日本医療政策機構 認知症政策プロジェクトではこの度、認知症基本法に対する追加的な政策提言として、認知症関係当事者・支援者連絡会議と共同策定した政策提言「認知症の本人・家族の参画を支える認知症基本法へ」を公表いたしました。

認知症基本法に向けた国会での議論がいよいよ本格化し、「共生社会の実現に向けた認知症施策推進議員連盟」を中心に法案の骨子についての検討も進められております。一方、これまでの議論の経過を見る限り、真の「認知症共生社会」の実現に向け、より一層強化すべき点もあると考えています。そこで法律の成立によって、認知症の本人・家族の社会参画がより一層進展するよう、特に重要な下記3点を提言いたしました。

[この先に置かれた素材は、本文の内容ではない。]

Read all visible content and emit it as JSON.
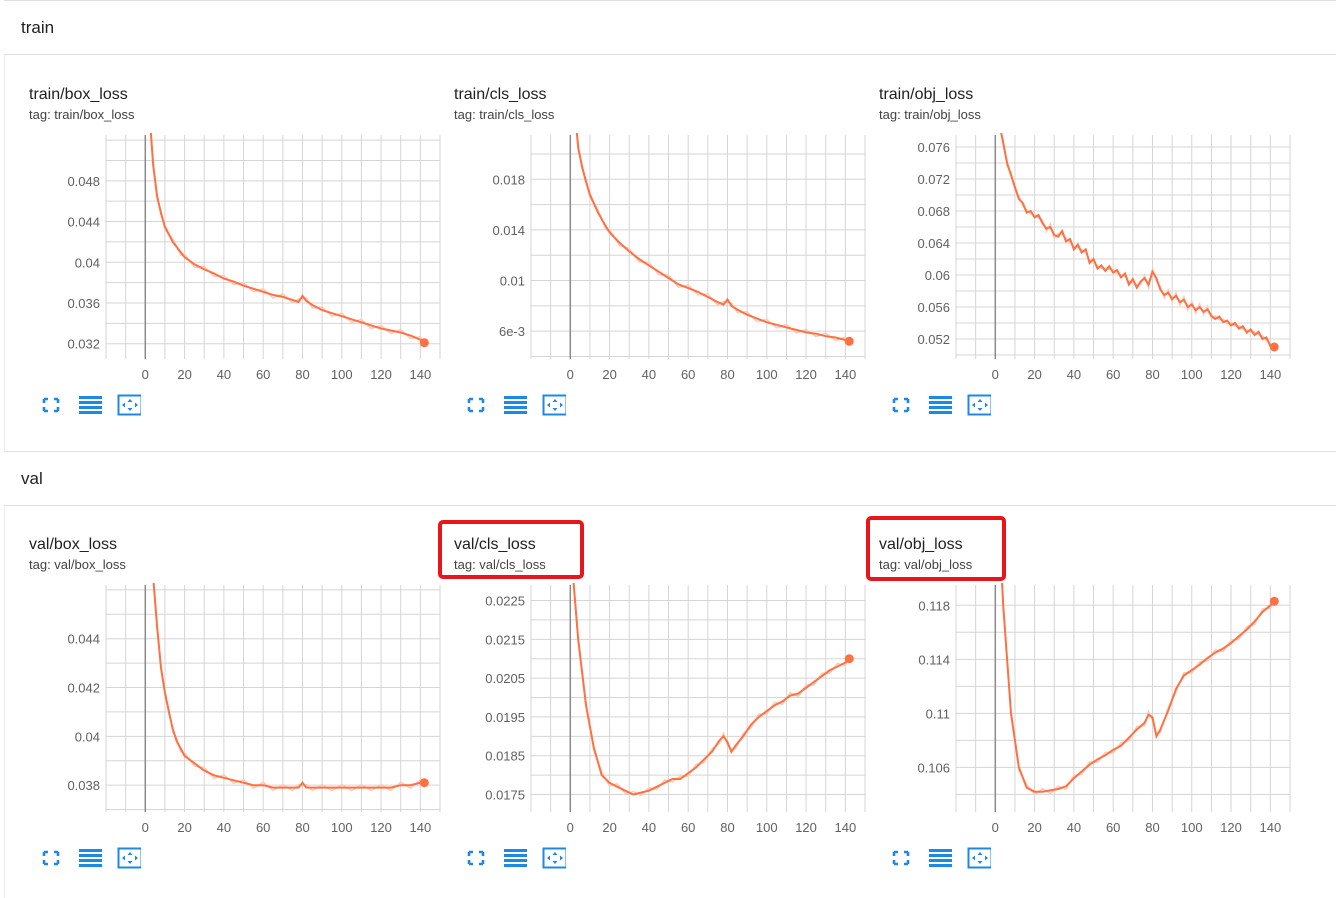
{
  "sections": [
    {
      "label": "train"
    },
    {
      "label": "val"
    }
  ],
  "colors": {
    "line": "#ff7043",
    "line_light": "#fbcbb8",
    "grid": "#d5d5d5",
    "axis": "#8a8a8a",
    "icon": "#1e88e5",
    "highlight": "#e8161b"
  },
  "cards": [
    {
      "title": "train/box_loss",
      "tag": "tag: train/box_loss",
      "highlighted": false
    },
    {
      "title": "train/cls_loss",
      "tag": "tag: train/cls_loss",
      "highlighted": false
    },
    {
      "title": "train/obj_loss",
      "tag": "tag: train/obj_loss",
      "highlighted": false
    },
    {
      "title": "val/box_loss",
      "tag": "tag: val/box_loss",
      "highlighted": false
    },
    {
      "title": "val/cls_loss",
      "tag": "tag: val/cls_loss",
      "highlighted": true
    },
    {
      "title": "val/obj_loss",
      "tag": "tag: val/obj_loss",
      "highlighted": true
    }
  ],
  "icons": [
    "fullscreen-icon",
    "data-series-icon",
    "fit-domain-icon"
  ],
  "chart_data": [
    {
      "type": "line",
      "title": "train/box_loss",
      "x": [
        0,
        2,
        4,
        6,
        8,
        10,
        14,
        18,
        20,
        25,
        30,
        35,
        40,
        45,
        50,
        55,
        60,
        65,
        70,
        75,
        78,
        80,
        82,
        85,
        90,
        95,
        100,
        105,
        110,
        115,
        120,
        125,
        130,
        135,
        140,
        142
      ],
      "y": [
        0.062,
        0.055,
        0.0495,
        0.0465,
        0.0448,
        0.0435,
        0.042,
        0.041,
        0.0405,
        0.0398,
        0.0393,
        0.0389,
        0.0384,
        0.0381,
        0.0377,
        0.0374,
        0.0371,
        0.0368,
        0.0366,
        0.0363,
        0.0361,
        0.0367,
        0.0362,
        0.0358,
        0.0353,
        0.035,
        0.0347,
        0.0344,
        0.0341,
        0.0338,
        0.0335,
        0.0333,
        0.0331,
        0.0328,
        0.0324,
        0.0321
      ],
      "xlim": [
        -20,
        150
      ],
      "ylim": [
        0.0305,
        0.0525
      ],
      "xticks": [
        0,
        20,
        40,
        60,
        80,
        100,
        120,
        140
      ],
      "yticks": [
        0.032,
        0.036,
        0.04,
        0.044,
        0.048
      ],
      "yticklabels": [
        "0.032",
        "0.036",
        "0.04",
        "0.044",
        "0.048"
      ]
    },
    {
      "type": "line",
      "title": "train/cls_loss",
      "x": [
        0,
        2,
        4,
        6,
        8,
        10,
        14,
        18,
        20,
        25,
        30,
        35,
        40,
        45,
        50,
        55,
        60,
        65,
        70,
        75,
        78,
        80,
        82,
        85,
        90,
        95,
        100,
        105,
        110,
        115,
        120,
        125,
        130,
        135,
        140,
        142
      ],
      "y": [
        0.028,
        0.024,
        0.0205,
        0.019,
        0.0178,
        0.0168,
        0.0154,
        0.0143,
        0.0138,
        0.013,
        0.0123,
        0.0117,
        0.0112,
        0.0107,
        0.0102,
        0.0097,
        0.0094,
        0.0091,
        0.0087,
        0.0083,
        0.0081,
        0.0085,
        0.008,
        0.0077,
        0.0073,
        0.007,
        0.0067,
        0.0065,
        0.0063,
        0.0061,
        0.0059,
        0.0058,
        0.0056,
        0.0055,
        0.0053,
        0.0052
      ],
      "xlim": [
        -20,
        150
      ],
      "ylim": [
        0.0038,
        0.0215
      ],
      "xticks": [
        0,
        20,
        40,
        60,
        80,
        100,
        120,
        140
      ],
      "yticks": [
        0.006,
        0.01,
        0.014,
        0.018
      ],
      "yticklabels": [
        "6e-3",
        "0.01",
        "0.014",
        "0.018"
      ]
    },
    {
      "type": "line",
      "title": "train/obj_loss",
      "x": [
        0,
        2,
        4,
        6,
        8,
        10,
        12,
        14,
        16,
        18,
        20,
        22,
        24,
        26,
        28,
        30,
        32,
        34,
        36,
        38,
        40,
        42,
        44,
        46,
        48,
        50,
        52,
        54,
        56,
        58,
        60,
        62,
        64,
        66,
        68,
        70,
        72,
        74,
        76,
        78,
        80,
        82,
        84,
        86,
        88,
        90,
        92,
        94,
        96,
        98,
        100,
        102,
        104,
        106,
        108,
        110,
        112,
        114,
        116,
        118,
        120,
        122,
        124,
        126,
        128,
        130,
        132,
        134,
        136,
        138,
        140,
        142
      ],
      "y": [
        0.082,
        0.079,
        0.0765,
        0.074,
        0.0725,
        0.071,
        0.0695,
        0.069,
        0.0678,
        0.068,
        0.0672,
        0.0675,
        0.0665,
        0.0658,
        0.066,
        0.065,
        0.0648,
        0.0655,
        0.0642,
        0.0645,
        0.0632,
        0.0638,
        0.0628,
        0.0632,
        0.0615,
        0.062,
        0.0608,
        0.0612,
        0.0605,
        0.0611,
        0.0603,
        0.0606,
        0.0597,
        0.0602,
        0.0588,
        0.0595,
        0.0584,
        0.0592,
        0.0596,
        0.0588,
        0.0604,
        0.0596,
        0.0582,
        0.0575,
        0.0578,
        0.057,
        0.0574,
        0.0566,
        0.0569,
        0.056,
        0.0563,
        0.0556,
        0.056,
        0.0554,
        0.0557,
        0.0549,
        0.0545,
        0.0548,
        0.0541,
        0.0543,
        0.0537,
        0.054,
        0.0533,
        0.0536,
        0.0528,
        0.0532,
        0.0525,
        0.0529,
        0.052,
        0.0522,
        0.0511,
        0.051
      ],
      "xlim": [
        -20,
        150
      ],
      "ylim": [
        0.0495,
        0.0775
      ],
      "xticks": [
        0,
        20,
        40,
        60,
        80,
        100,
        120,
        140
      ],
      "yticks": [
        0.052,
        0.056,
        0.06,
        0.064,
        0.068,
        0.072,
        0.076
      ],
      "yticklabels": [
        "0.052",
        "0.056",
        "0.06",
        "0.064",
        "0.068",
        "0.072",
        "0.076"
      ]
    },
    {
      "type": "line",
      "title": "val/box_loss",
      "x": [
        0,
        2,
        4,
        6,
        8,
        10,
        12,
        14,
        16,
        18,
        20,
        25,
        30,
        35,
        40,
        45,
        50,
        55,
        60,
        65,
        70,
        75,
        78,
        80,
        82,
        85,
        90,
        95,
        100,
        105,
        110,
        115,
        120,
        125,
        130,
        135,
        140,
        142
      ],
      "y": [
        0.055,
        0.05,
        0.0465,
        0.0445,
        0.0428,
        0.0418,
        0.041,
        0.0403,
        0.0398,
        0.0395,
        0.0392,
        0.0389,
        0.0386,
        0.0384,
        0.0383,
        0.0382,
        0.0381,
        0.038,
        0.038,
        0.0379,
        0.0379,
        0.0379,
        0.0379,
        0.0381,
        0.0379,
        0.0379,
        0.0379,
        0.0379,
        0.0379,
        0.0379,
        0.0379,
        0.0379,
        0.0379,
        0.0379,
        0.038,
        0.038,
        0.0381,
        0.0381
      ],
      "xlim": [
        -20,
        150
      ],
      "ylim": [
        0.0369,
        0.0462
      ],
      "xticks": [
        0,
        20,
        40,
        60,
        80,
        100,
        120,
        140
      ],
      "yticks": [
        0.038,
        0.04,
        0.042,
        0.044
      ],
      "yticklabels": [
        "0.038",
        "0.04",
        "0.042",
        "0.044"
      ]
    },
    {
      "type": "line",
      "title": "val/cls_loss",
      "x": [
        0,
        4,
        8,
        12,
        16,
        20,
        24,
        28,
        32,
        36,
        40,
        44,
        48,
        52,
        56,
        60,
        64,
        68,
        72,
        76,
        78,
        80,
        82,
        84,
        88,
        92,
        96,
        100,
        104,
        108,
        112,
        116,
        120,
        124,
        128,
        132,
        136,
        140,
        142
      ],
      "y": [
        0.024,
        0.0215,
        0.0198,
        0.0187,
        0.018,
        0.0178,
        0.0177,
        0.0176,
        0.0175,
        0.01755,
        0.0176,
        0.0177,
        0.0178,
        0.0179,
        0.0179,
        0.01805,
        0.0182,
        0.0184,
        0.0186,
        0.0189,
        0.019,
        0.01885,
        0.0186,
        0.01875,
        0.019,
        0.0193,
        0.0195,
        0.01965,
        0.0198,
        0.0199,
        0.02005,
        0.0201,
        0.02025,
        0.0204,
        0.02055,
        0.0207,
        0.0208,
        0.0209,
        0.021
      ],
      "xlim": [
        -20,
        150
      ],
      "ylim": [
        0.01705,
        0.0229
      ],
      "xticks": [
        0,
        20,
        40,
        60,
        80,
        100,
        120,
        140
      ],
      "yticks": [
        0.0175,
        0.0185,
        0.0195,
        0.0205,
        0.0215,
        0.0225
      ],
      "yticklabels": [
        "0.0175",
        "0.0185",
        "0.0195",
        "0.0205",
        "0.0215",
        "0.0225"
      ]
    },
    {
      "type": "line",
      "title": "val/obj_loss",
      "x": [
        0,
        4,
        8,
        12,
        16,
        20,
        24,
        28,
        32,
        36,
        40,
        44,
        48,
        52,
        56,
        60,
        64,
        68,
        72,
        76,
        78,
        80,
        82,
        84,
        88,
        92,
        96,
        100,
        104,
        108,
        112,
        116,
        120,
        124,
        128,
        132,
        136,
        140,
        142
      ],
      "y": [
        0.13,
        0.118,
        0.11,
        0.106,
        0.1045,
        0.1042,
        0.1042,
        0.1043,
        0.1044,
        0.1046,
        0.1052,
        0.1057,
        0.1062,
        0.1066,
        0.1069,
        0.1073,
        0.1076,
        0.1082,
        0.1088,
        0.1093,
        0.1099,
        0.1097,
        0.1083,
        0.1088,
        0.1102,
        0.1118,
        0.1128,
        0.1132,
        0.1136,
        0.1141,
        0.1145,
        0.1148,
        0.1152,
        0.1157,
        0.1162,
        0.1168,
        0.1175,
        0.118,
        0.1183
      ],
      "xlim": [
        -20,
        150
      ],
      "ylim": [
        0.1027,
        0.1195
      ],
      "xticks": [
        0,
        20,
        40,
        60,
        80,
        100,
        120,
        140
      ],
      "yticks": [
        0.106,
        0.11,
        0.114,
        0.118
      ],
      "yticklabels": [
        "0.106",
        "0.11",
        "0.114",
        "0.118"
      ]
    }
  ]
}
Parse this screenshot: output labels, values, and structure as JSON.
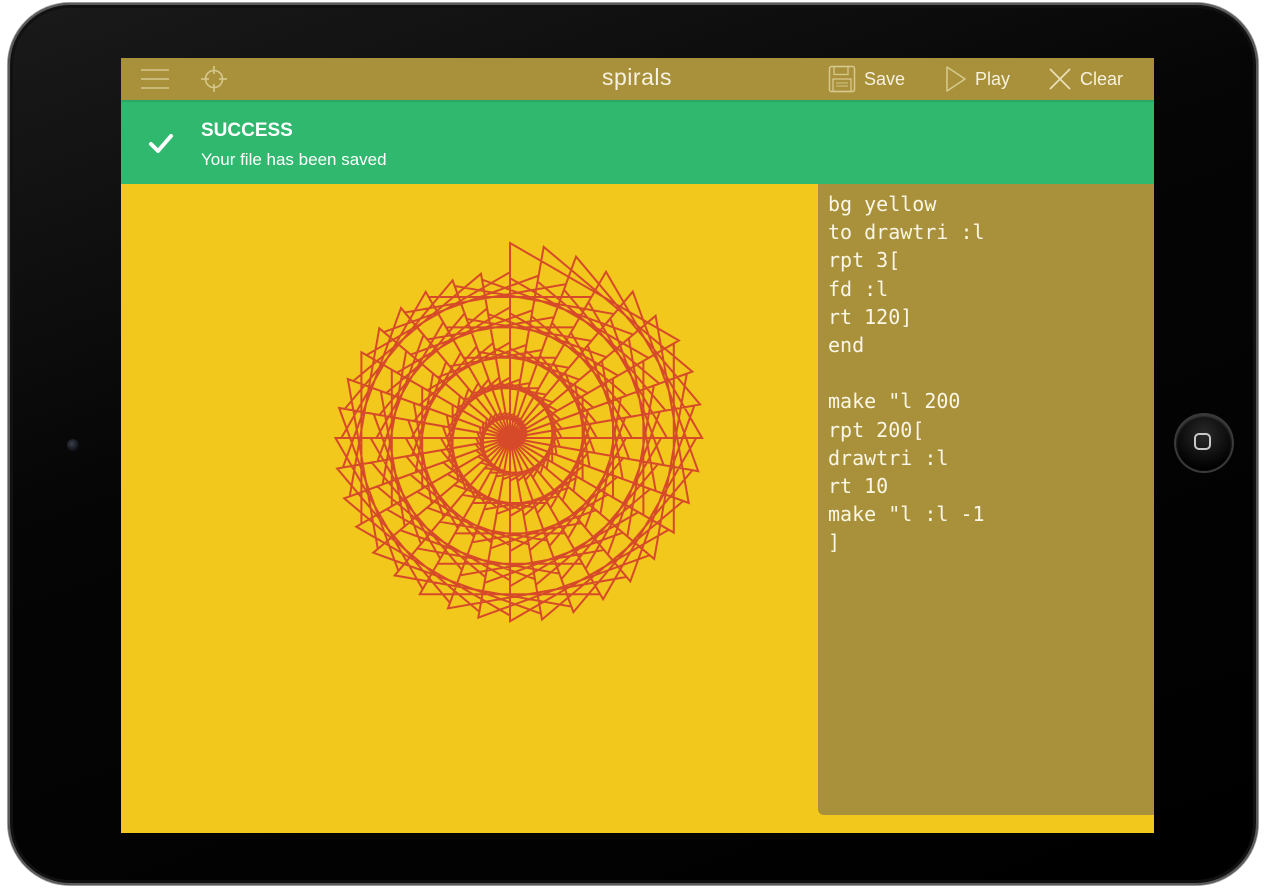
{
  "app": {
    "title": "spirals",
    "menu_icon": "menu-icon",
    "target_icon": "crosshair-icon"
  },
  "toolbar": {
    "save_label": "Save",
    "play_label": "Play",
    "clear_label": "Clear"
  },
  "notification": {
    "title": "SUCCESS",
    "message": "Your file has been saved",
    "icon": "checkmark-icon"
  },
  "editor": {
    "code": "bg yellow\nto drawtri :l\nrpt 3[\nfd :l\nrt 120]\nend\n\nmake \"l 200\nrpt 200[\ndrawtri :l\nrt 10\nmake \"l :l -1\n]"
  },
  "drawing": {
    "background": "yellow",
    "initial_length": 200,
    "repeat": 200,
    "turn": 10,
    "decrement": 1,
    "stroke_color": "#d64a2a"
  },
  "colors": {
    "toolbar": "#a8913a",
    "success": "#2fb86e",
    "canvas_bg": "#f2c81c",
    "stroke": "#d64a2a"
  }
}
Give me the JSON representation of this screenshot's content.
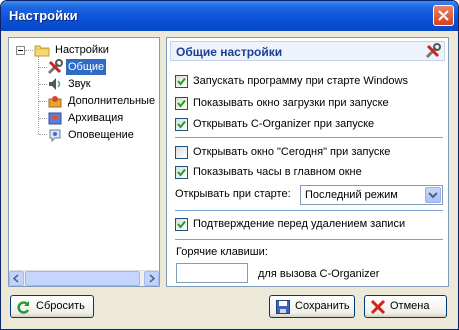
{
  "window": {
    "title": "Настройки"
  },
  "tree": {
    "root": {
      "label": "Настройки",
      "icon": "folder-icon"
    },
    "items": [
      {
        "label": "Общие",
        "icon": "tools-icon",
        "selected": true
      },
      {
        "label": "Звук",
        "icon": "speaker-icon"
      },
      {
        "label": "Дополнительные",
        "icon": "extra-icon"
      },
      {
        "label": "Архивация",
        "icon": "archive-icon"
      },
      {
        "label": "Оповещение",
        "icon": "notification-icon"
      }
    ]
  },
  "panel": {
    "title": "Общие настройки",
    "options": [
      {
        "label": "Запускать программу при старте Windows",
        "checked": true
      },
      {
        "label": "Показывать окно загрузки при запуске",
        "checked": true
      },
      {
        "label": "Открывать C-Organizer при запуске",
        "checked": true
      },
      {
        "label": "Открывать окно \"Сегодня\" при запуске",
        "checked": false
      },
      {
        "label": "Показывать часы в главном окне",
        "checked": true
      },
      {
        "label": "Подтверждение перед удалением записи",
        "checked": true
      }
    ],
    "startup_label": "Открывать при старте:",
    "startup_value": "Последний режим",
    "hotkeys_label": "Горячие клавиши:",
    "hotkey_value": "",
    "hotkey_desc": "для вызова C-Organizer"
  },
  "buttons": {
    "reset": "Сбросить",
    "save": "Сохранить",
    "cancel": "Отмена"
  },
  "colors": {
    "titlebar": "#0b50d8",
    "selection": "#316ac5",
    "panel_title": "#1b3f95",
    "separator": "#7aa0d4"
  }
}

なお、当機構では2022年9月27日にも「【緊急提言】認知症観を変革する認知症基本法の成立を」を公表しております。今回の提言は、前回の提言においても言及している特に重要な観点です。2022年9月公表の緊急提言と合わせ、よりよい認知症基本法の実現に向けて引き続きアクションを続けてまいります。

 

■提言の具体的な内容(全文)

  1. 国における「認知症施策推進協議会」(仮称)の設置と当事者委員の参画の明記を
    認知症施策の推進における、認知症の人や家族の参画推進を実現するため、基本計画策定時に一時的に「意見聴取」をするのではなく、認知症の人や家族の代表者が参画する会議体を設置し、計画策定時に限らず、施策の進捗確認やフォローアップにも継続的に関与できるようにすることが重要である。
  1. 都道府県/市町村の計画策定時には、認知症の人及び家族等の参画の義務化を
    認知症基本法が成立することで、都道府県/市町村においても行政計画の策定が進展することが想定される。計画策定自体は、自治体の自主性に委ねるべきであるが、策定する場合には、認知症の人及び家族が必ず参画するように求めることが、地域における当事者参画の推進と効果的な計画策定のために重要である。
  1. 研究開発における「患者市民の参画推進(PPI)」の明記を
    日本発の認知症領域でのイノベーション促進には、認知症の本人や家族、さらには市民社会のニーズを踏まえた研究開発が不可欠である。近年、医学研究では「患者市民参画(PPIPatient and Public Involvement)」は盛んになっており、日本でもAMEDがPPIの推進を目指している。認知症領域でも、研究開発をリードしている欧米ではこうした動きが盛んである。大学や研究機関・企業などの研究者と、認知症の人や家族をはじめとした市民社会が相互理解を深め、当事者視点に基づくイノベーションを生み出すために、研究開発における患者市民の参画推進が重要である。